Stadtkirche Bad Rappenau

Die Stadtkirche Bad Rappenau ist eine evangelische Kirche in Bad Rappenau. Die Kirche geht auf ein spätmittelalterliches Vorgängerbauwerk zurück und wurde 1887 neu erbaut.

Bild: P.Schmelzle@wikimedia.org CC BY-SA 3.0

Bildurheber: n.n.@wikimedia.org

Das Gebiet der Stadt Bad Rappenau gehörte ursprünglich zum Bistum Worms. Der Wormser Bischof erlaubte 1343 Konrad von Helmstatt, die Filialkapelle Rappenau der Wimpfener Pfarrkirche als eigene Pfarrkirche auszustatten. Das Kirchenpatronat lag bei den Ortsherren, den Herren von Helmstatt. Die Kirche war Johannes dem Täufer geweiht. 1501 wurde an der Stelle der ersten Kirche eine neue Kirche errichtet. Die Kirche bildete mit einem einstmals hier befindlichen Herrensitz, später mit dem benachbarten alten Rathaus und den umliegenden Gebäuden die Mitte des Oberdorfes, des historischen Siedlungskerns der Stadt. Ab 1530 wurde durch die Ortsherren die Reformation eingeführt, infolgedessen war Rappenau über Jahrhunderte eine überwiegend protestantische Gemeinde.

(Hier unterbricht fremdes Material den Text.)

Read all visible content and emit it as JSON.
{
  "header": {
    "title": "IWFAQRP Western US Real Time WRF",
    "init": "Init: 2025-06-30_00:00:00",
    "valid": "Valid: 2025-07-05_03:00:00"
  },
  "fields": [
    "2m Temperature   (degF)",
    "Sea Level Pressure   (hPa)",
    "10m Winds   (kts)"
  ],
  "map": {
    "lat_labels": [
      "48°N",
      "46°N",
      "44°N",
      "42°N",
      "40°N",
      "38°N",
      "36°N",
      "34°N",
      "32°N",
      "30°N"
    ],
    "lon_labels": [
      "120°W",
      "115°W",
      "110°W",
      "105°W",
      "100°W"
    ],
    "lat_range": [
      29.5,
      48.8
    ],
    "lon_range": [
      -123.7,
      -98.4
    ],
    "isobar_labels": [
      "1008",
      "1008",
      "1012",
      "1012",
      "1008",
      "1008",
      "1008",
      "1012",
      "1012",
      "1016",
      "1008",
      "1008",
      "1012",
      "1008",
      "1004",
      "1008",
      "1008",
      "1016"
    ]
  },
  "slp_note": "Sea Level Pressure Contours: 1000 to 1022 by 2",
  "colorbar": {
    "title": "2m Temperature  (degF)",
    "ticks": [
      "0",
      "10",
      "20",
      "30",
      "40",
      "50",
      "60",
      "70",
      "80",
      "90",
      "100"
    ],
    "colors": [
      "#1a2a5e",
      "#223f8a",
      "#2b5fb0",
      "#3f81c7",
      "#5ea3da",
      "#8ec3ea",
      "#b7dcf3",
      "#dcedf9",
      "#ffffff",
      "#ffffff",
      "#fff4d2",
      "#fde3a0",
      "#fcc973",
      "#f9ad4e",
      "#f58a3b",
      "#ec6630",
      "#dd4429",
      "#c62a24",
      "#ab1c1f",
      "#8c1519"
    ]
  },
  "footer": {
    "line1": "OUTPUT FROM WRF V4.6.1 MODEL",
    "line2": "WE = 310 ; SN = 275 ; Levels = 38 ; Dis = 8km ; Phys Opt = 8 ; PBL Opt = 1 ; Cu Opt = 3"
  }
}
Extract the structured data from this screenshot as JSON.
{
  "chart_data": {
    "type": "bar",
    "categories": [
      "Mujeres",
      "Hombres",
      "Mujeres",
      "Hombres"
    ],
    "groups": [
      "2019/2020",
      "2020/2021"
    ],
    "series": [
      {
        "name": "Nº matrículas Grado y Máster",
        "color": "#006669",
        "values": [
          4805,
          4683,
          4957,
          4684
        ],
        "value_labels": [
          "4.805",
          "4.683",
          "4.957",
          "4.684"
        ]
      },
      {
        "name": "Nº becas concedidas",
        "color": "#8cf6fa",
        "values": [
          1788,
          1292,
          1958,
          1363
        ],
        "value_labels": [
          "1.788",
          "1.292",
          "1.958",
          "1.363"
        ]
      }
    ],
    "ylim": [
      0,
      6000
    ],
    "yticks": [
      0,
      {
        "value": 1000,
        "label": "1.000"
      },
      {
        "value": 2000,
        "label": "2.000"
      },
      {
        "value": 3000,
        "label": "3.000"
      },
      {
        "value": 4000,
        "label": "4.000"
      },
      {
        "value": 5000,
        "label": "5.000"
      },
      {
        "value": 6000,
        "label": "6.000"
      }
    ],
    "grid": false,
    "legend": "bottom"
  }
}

1609 wurde die Kirche erweitert. Das Bauwerk war 22 Meter lang und neun Meter breit. Im Zuge dieser Erweiterung wurde der ursprünglich um die Kirche befindliche Friedhof des Orts aufgegeben und ein neuer Friedhof am Ortsrand eingerichtet. Während des Dreißigjährigen Krieges wurde der Ort 1622 von Tillys Truppen verwüstet. 1634 wird berichtet, die Rappenauer Bürger hätten „getreulich mitgeholfen, Kirche und Pfarrhaus zu plündern und das Inventar zu verkaufen“. Von 1640 bis 1654 war die Pfarrstelle unbesetzt, und der Pfarrdienst wurde von Pfarrern aus umliegenden Orten versehen. 1655 war die Kirche noch immer beschädigt. Der benachbarte Herrensitz war im Dreißigjährigen Krieg auch zerstört worden, seine Steine wurden zum Wiederaufbau des ebenfalls zerstörten Bandhauses verwendet, das sich bis 1970 in der Nachbarschaft der Kirche befand. Die Kirche selbst wurde erst 1686 wieder vollkommen instand gesetzt, in jenem Jahr wurde auch eine neue Kanzel gestiftet. Der Ortsherr Uriel von Gemmingen und seine Frau Ursula stifteten 1698 zwei Bronzeglocken.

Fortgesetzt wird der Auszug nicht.